An upcoming Environmental Review Tribunal (ERT) case in Ontario will provide an important precedent on the critical questions of liability of parent corporations and directors for environmental clean ups in Ontario.

The Ontario Ministry of the Environment (MOE) has issued three Director’s Orders to a now-insolvent Canadian company (General Chemical) requiring investigation and clean up of a former General Chemical site in southwestern Ontario. The clean up cost estimates range into the tens of millions of dollars.

The interesting feature of the case is that the Director’s Orders have also been issued to the US parent company of General Chemical, as well as to several individuals who were or are directors of one or both of the Canadian and US companies in question. A particularly unusual feature of the Orders in this case is that the Orders have been issued to three lawyers at a prominent Toronto law firm who served as directors of General Chemical and its Canadian holding company.

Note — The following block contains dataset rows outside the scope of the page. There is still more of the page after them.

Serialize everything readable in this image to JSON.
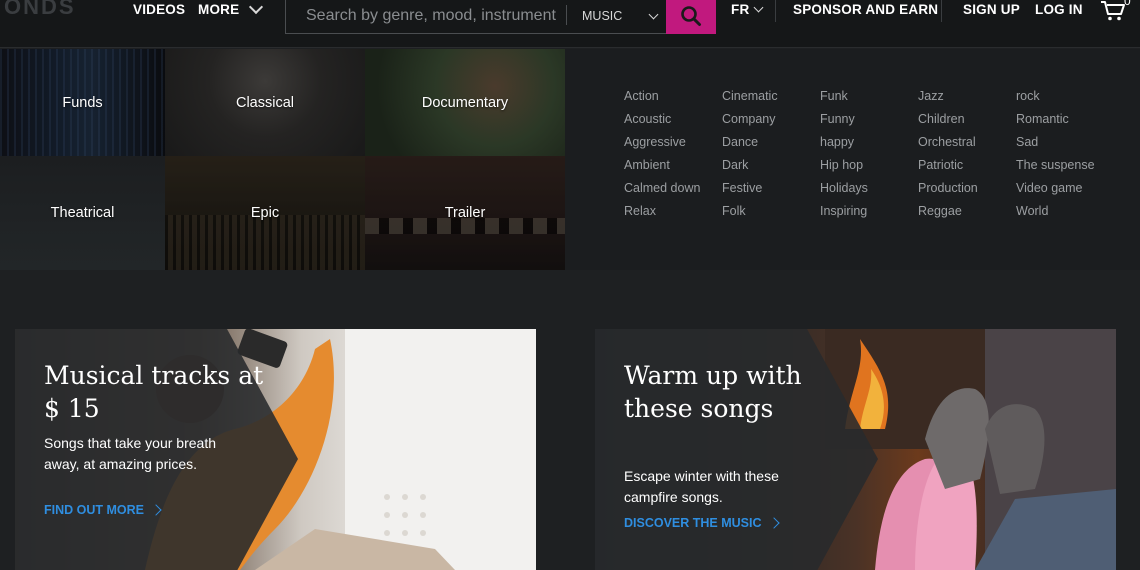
{
  "header": {
    "logo_text": "ONDS",
    "nav": {
      "videos": "VIDEOS",
      "more": "MORE",
      "language": "FR",
      "sponsor": "SPONSOR AND EARN",
      "signup": "SIGN UP",
      "login": "LOG IN"
    },
    "search": {
      "placeholder": "Search by genre, mood, instrument",
      "category": "MUSIC"
    },
    "cart_count": "0",
    "accent_color": "#c1197e"
  },
  "mega_menu": {
    "tiles": [
      {
        "label": "Funds"
      },
      {
        "label": "Classical"
      },
      {
        "label": "Documentary"
      },
      {
        "label": "Theatrical"
      },
      {
        "label": "Epic"
      },
      {
        "label": "Trailer"
      }
    ],
    "genres": [
      "Action",
      "Cinematic",
      "Funk",
      "Jazz",
      "rock",
      "Acoustic",
      "Company",
      "Funny",
      "Children",
      "Romantic",
      "Aggressive",
      "Dance",
      "happy",
      "Orchestral",
      "Sad",
      "Ambient",
      "Dark",
      "Hip hop",
      "Patriotic",
      "The suspense",
      "Calmed down",
      "Festive",
      "Holidays",
      "Production",
      "Video game",
      "Relax",
      "Folk",
      "Inspiring",
      "Reggae",
      "World"
    ]
  },
  "promos": [
    {
      "title": "Musical tracks at $ 15",
      "text": "Songs that take your breath away, at amazing prices.",
      "link": "FIND OUT MORE"
    },
    {
      "title": "Warm up with these songs",
      "text": "Escape winter with these campfire songs.",
      "link": "DISCOVER THE MUSIC"
    }
  ],
  "link_color": "#2f8ee0"
}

Certain provisions of the Ontario Environmental Protection Act (EPA) permit an MOE Director to issue clean up or preventive measures orders, including to persons who have or had "charge, management or control" of an undertaking or property. The MOE is relying upon these provisions in this case to issue the Orders against the US parent company, as well as the Canadian and US individual directors. The Director asserts that all of the named parties have or have had charge, management and control of the site and responsibility for operation of the undertaking for several years.

The US parent company is resisting the Orders, as are the individual directors, on the basis that none of them owned or "controlled" the site in question within the meaning of the EPA. In the case of the US parent company, the Orders have been appealed on the basis that the US parent company’s sole interest in General Chemical was as a shareholder and that it is a basic principle of corporate law that shareholders of a corporation are not responsible for the obligations of the corporation.

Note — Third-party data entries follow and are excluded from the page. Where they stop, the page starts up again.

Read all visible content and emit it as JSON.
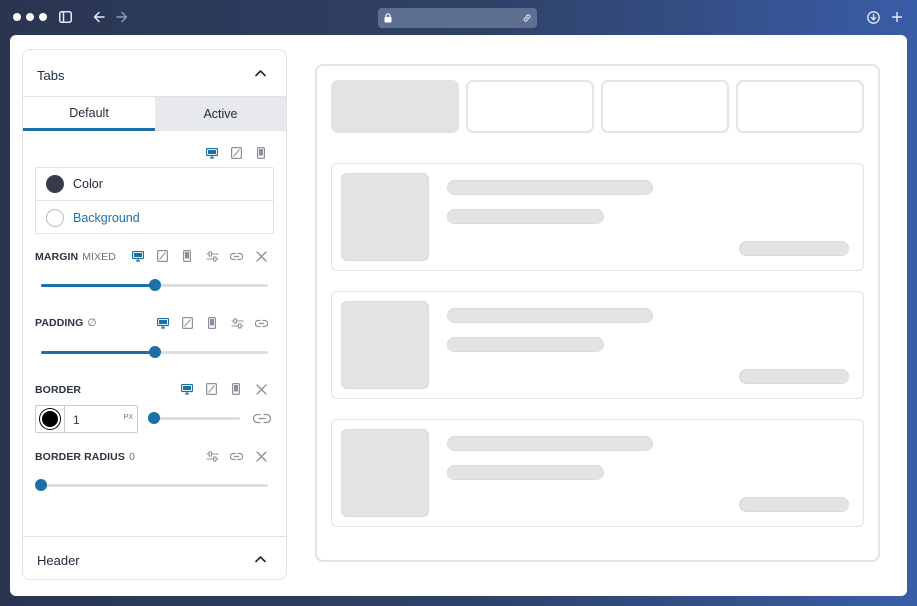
{
  "panel": {
    "title": "Tabs",
    "tabs": [
      {
        "label": "Default",
        "selected": true
      },
      {
        "label": "Active",
        "selected": false
      }
    ],
    "colors": [
      {
        "label": "Color",
        "swatch": "#363c4a"
      },
      {
        "label": "Background",
        "swatch": "#ffffff"
      }
    ],
    "margin": {
      "label": "MARGIN",
      "sub": "MIXED",
      "value_fraction": 0.5
    },
    "padding": {
      "label": "PADDING",
      "sub": "∅",
      "value_fraction": 0.5
    },
    "border": {
      "label": "BORDER",
      "width_value": "1",
      "unit": "PX",
      "swatch": "#000000",
      "value_fraction": 0.0
    },
    "border_radius": {
      "label": "BORDER RADIUS",
      "sub": "0",
      "value_fraction": 0.0
    },
    "header_section": {
      "title": "Header"
    }
  },
  "colors": {
    "accent": "#1d6fa8",
    "link": "#1d72aa"
  }
}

The US parent company asserts in its appeal of the Orders that the type of corporate control a shareholder has by virtue of owning shares of a corporation is not the type of operating management or control contemplated by the applicable provisions of the EPA. Rather, it asserts that the business of General Chemical, including the manufacturing operation at the site in question, was undertaken by employees of the Canadian company. General Chemical’s US parent argues that the fact that it provided financial support and certain administrative services to the Canadian subsidiary, and that some of its employees also served as officers and directors of the Canadian company, do not give it or them the type of "charge, management or control" upon which liability is intended to be founded under the EPA.

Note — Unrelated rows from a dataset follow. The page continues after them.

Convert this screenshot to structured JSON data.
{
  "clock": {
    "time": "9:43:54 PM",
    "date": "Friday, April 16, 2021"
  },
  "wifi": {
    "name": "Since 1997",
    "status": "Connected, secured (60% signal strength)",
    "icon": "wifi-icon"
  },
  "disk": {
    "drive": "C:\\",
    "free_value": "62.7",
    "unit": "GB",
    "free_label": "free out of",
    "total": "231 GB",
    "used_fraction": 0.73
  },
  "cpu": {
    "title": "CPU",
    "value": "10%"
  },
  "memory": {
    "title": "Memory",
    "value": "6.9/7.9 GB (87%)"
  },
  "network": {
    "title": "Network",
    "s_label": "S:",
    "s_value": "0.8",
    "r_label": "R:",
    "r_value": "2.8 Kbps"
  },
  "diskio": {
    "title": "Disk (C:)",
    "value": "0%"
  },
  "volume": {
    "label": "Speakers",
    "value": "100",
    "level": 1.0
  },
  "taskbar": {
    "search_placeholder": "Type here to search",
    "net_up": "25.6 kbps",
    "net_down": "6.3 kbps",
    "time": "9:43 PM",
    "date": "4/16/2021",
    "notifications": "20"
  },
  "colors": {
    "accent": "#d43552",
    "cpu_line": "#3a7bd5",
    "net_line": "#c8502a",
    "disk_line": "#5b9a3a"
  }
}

With respect to the individual directors named in the MOE Orders, the Canadian lawyers take the position that they were elected as directors of General Chemical solely to satisfy the requirements under Canadian corporate statutes for Canadian resident directors. Their role was nominal and generally limited, they assert, to executing corporate resolutions from time to time, as well providing outside legal advice on various matters. The US directors of General Chemical named in the order argue that they did not exercise any direct management or control over the plant site at any time.

McCarthy Tétrault Notes:

Somewhat surprisingly, very few Canadian cases have considered the potential liability of parent corporations and individual directors for environmental clean ups, particularly in circumstances involving large and complex corporate organizations. The MOE has issued similar orders in the past, but they have usually been resolved in some fashion prior to the ERT and the courts being asked to consider the issues involved. The relatively sparse ERT case law that does exist on these issues suggests that the ERT may set the liability bar fairly low.

The MOE has always taken the position that, as a matter of public policy, it is appropriate for the Ministry to seek to impose liability on potentially responsible parties in such circumstances, rather than asking the taxpayers of the province to foot the bill. The appellants in the General Chemical case argue that the Director’s Orders, in addition to being contrary to recognized principles of limited corporate liability, are beyond the jurisdiction of the Ministry, are unfair and constitute an abuse of its powers.

Barring a last-minute settlement, this case will provide some important guidance on which of these two views is correct, at least with regard to the facts of this case. It bears careful watching and will be covered in a future issue.